Além da indignação, a derrubada dos vetos da presidenta Dilma Rousseff pelo Congresso Nacional, referente aos royalties do petróleo, gerou uma série de medidas por parte do governo do Espírito Santo. Além de impetrar uma Ação Direta de Inconstitucionalidade (Adin) junto ao Supremo Tribunal Federal (STF), para evitar as perdas referentes aos contratos já em andamento, o Estado pretende cortar gastos com investimentos e reduzir a distribuição de verbas importantes, como é o caso do Fundo de Combate as Dificuldades Regionais, que passará dos estimados R$ 125 milhões para R$ 95 milhões. Também não está descartado o corte de investimentos dados às petroleiras.
“Nenhuma possibilidade está descartada, caso o STF não seja favorável ao nosso pedido. As únicas áreas que não sofrerão cortes são as da saúde, educação e segurança. Vale ressaltar que o problema com os royalties não reduz a atividade econômica do setor privado, que não sofrerá com essa mudança”, garantiu o Governador Renato Casagrande, durante entrevista coletiva na tarde desta quinta (06), no Palácio Anchieta.
Ao contrário do governador do Rio de Janeiro, Sérgio Cabral, que determinou a suspensão de todos os pagamentos do estado até que saia uma decisão do STF, Casagrande disse que não tomará a mesma medida. “Não vemos necessidade disso”. Sobre a atitude da Advocacia Geral da União (AGU), que orientou sobre os vetos e agora disse que validará a sua derrubada, o governador mostrou-se chateado. “Acho que foi um equívoco da AGU. Ela deveria apoiar os estados produtores e não ‘lavar as mãos’”, enfatizou.
De acordo com o governador, a relação entre os estados produtores e os demais ficou estremecida. “A derrubada dos vetos acaba com a solidariedade, rompe com o pacto federativo.

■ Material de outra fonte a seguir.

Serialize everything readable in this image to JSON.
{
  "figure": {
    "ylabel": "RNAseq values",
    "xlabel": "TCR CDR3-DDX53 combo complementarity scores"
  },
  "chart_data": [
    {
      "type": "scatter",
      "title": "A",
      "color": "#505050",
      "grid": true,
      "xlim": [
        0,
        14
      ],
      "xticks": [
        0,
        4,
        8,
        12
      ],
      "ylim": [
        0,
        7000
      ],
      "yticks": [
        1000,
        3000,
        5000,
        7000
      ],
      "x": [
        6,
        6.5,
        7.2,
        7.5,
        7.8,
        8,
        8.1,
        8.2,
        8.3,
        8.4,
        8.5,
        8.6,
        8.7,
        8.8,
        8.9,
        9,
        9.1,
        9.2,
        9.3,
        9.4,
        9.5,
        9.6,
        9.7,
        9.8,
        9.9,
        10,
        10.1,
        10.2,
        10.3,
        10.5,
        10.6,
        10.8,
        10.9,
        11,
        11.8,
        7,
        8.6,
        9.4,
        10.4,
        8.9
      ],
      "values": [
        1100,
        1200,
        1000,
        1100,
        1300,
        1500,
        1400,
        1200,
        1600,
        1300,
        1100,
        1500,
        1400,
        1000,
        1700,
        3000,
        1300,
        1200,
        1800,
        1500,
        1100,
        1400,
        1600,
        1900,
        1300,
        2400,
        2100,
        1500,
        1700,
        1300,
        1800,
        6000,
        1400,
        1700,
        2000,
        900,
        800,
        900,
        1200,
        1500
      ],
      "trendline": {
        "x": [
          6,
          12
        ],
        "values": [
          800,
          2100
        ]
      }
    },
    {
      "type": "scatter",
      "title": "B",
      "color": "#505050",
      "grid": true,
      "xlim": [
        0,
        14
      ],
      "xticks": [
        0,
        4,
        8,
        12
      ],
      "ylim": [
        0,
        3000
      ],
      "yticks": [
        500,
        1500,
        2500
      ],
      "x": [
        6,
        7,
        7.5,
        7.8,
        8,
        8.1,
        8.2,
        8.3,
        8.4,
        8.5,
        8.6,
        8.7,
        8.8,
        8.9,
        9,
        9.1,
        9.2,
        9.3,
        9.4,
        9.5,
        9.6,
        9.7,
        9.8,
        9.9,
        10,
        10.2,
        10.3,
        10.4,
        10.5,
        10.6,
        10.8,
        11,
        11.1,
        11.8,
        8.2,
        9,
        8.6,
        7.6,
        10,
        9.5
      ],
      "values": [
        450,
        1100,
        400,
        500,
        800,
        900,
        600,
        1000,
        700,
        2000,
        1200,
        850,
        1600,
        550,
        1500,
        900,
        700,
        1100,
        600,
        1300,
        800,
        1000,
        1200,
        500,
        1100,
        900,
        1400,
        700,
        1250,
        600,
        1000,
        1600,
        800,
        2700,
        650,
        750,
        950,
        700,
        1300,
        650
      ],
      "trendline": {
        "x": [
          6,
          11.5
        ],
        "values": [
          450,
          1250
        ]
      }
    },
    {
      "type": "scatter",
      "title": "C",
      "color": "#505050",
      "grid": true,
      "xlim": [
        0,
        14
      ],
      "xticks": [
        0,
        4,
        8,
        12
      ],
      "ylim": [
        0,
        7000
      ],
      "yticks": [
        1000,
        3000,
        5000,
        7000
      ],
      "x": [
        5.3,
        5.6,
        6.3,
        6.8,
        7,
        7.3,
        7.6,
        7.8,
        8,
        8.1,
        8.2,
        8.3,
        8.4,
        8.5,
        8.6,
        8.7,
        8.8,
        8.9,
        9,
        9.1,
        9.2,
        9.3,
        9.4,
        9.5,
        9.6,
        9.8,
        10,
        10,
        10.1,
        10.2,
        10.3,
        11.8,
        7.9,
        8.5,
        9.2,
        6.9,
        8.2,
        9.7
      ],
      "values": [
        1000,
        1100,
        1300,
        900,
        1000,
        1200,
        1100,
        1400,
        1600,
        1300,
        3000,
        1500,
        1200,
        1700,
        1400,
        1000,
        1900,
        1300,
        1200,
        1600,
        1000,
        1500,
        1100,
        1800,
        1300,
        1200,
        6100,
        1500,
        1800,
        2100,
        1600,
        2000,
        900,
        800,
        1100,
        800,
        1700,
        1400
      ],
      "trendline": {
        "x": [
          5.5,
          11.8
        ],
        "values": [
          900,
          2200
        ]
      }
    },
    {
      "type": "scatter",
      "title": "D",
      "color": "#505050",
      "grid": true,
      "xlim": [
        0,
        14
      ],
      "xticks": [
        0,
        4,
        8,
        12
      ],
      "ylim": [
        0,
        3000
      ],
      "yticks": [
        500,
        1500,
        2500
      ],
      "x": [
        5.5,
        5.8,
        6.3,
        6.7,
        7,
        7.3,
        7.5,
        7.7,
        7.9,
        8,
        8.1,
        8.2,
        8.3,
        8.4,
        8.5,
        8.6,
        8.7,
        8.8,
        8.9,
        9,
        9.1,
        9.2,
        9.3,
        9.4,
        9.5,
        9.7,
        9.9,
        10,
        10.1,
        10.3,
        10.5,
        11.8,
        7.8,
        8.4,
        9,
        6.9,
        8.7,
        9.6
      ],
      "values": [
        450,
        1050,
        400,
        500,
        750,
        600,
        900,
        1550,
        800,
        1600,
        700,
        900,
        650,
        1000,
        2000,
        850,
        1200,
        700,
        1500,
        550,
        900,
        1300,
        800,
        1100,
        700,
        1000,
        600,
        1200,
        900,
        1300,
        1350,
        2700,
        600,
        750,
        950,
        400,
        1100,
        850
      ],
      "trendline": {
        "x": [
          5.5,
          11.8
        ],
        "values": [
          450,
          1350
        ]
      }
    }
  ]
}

Uma ação gera uma reação e cria esse ambiente instável. Com essa atitude o congresso dá um péssimo exemplo. Como não se respeita contratos, isso pode atrapalhar futuros investimentos no Brasil”, alertou.
As perdas previstas apenas para o Espírito Santo, no período 2013-2020, devem superar a casa dos R$ 10 bilhões, sendo R$ 4,7 bilhões a menos para os cofres do estado e R$ 5,3 bilhões para os municípios.
Mesmo com a perda de grande parte dos royalties, bem como a redução em investimentos, Renato Casagrande não acredita que isso influenciará as eleições de 2014. “Um problema como esse une os capixabas. As pessoas estão vendo cada vez mais os nossos maiores desafios, as nossas necessidades, a nossa luta”, justifica.
Como a ação do governo junto ao STF depende primeiro da promulgação
da lei por parte da presidência da República, que é de 48 horas, a previsão é de que já na próxima segunda ou terça-feira da semana que vem, tanto o Espírito Santo como o Rio de Janeiro entrem com força máxima junto ao STF para tentar reverter a situação.
Mas essa novela parece ainda estar longe de terminar. Nesta quinta (06), cerca de 3 mil pessoas fizeram manifestações nas cidades de Cabo Frio e Campos dos Goytacazes, no Rio de Janeiro, contra a derrubada dois vetos. Além disso, os deputados do Rio pediram a suspensão das licenças ambientais da Petrobras.
Também nesta tarde, o ministro do STF, Luiz Fux, disse nesta que as ações dos estados produtores de petróleo, questionando a constitucionalidade dos vetos derrubados pelo Congresso, devem ter prioridade no tribunal, exatamente porque a matéria tem impacto na organização federativa.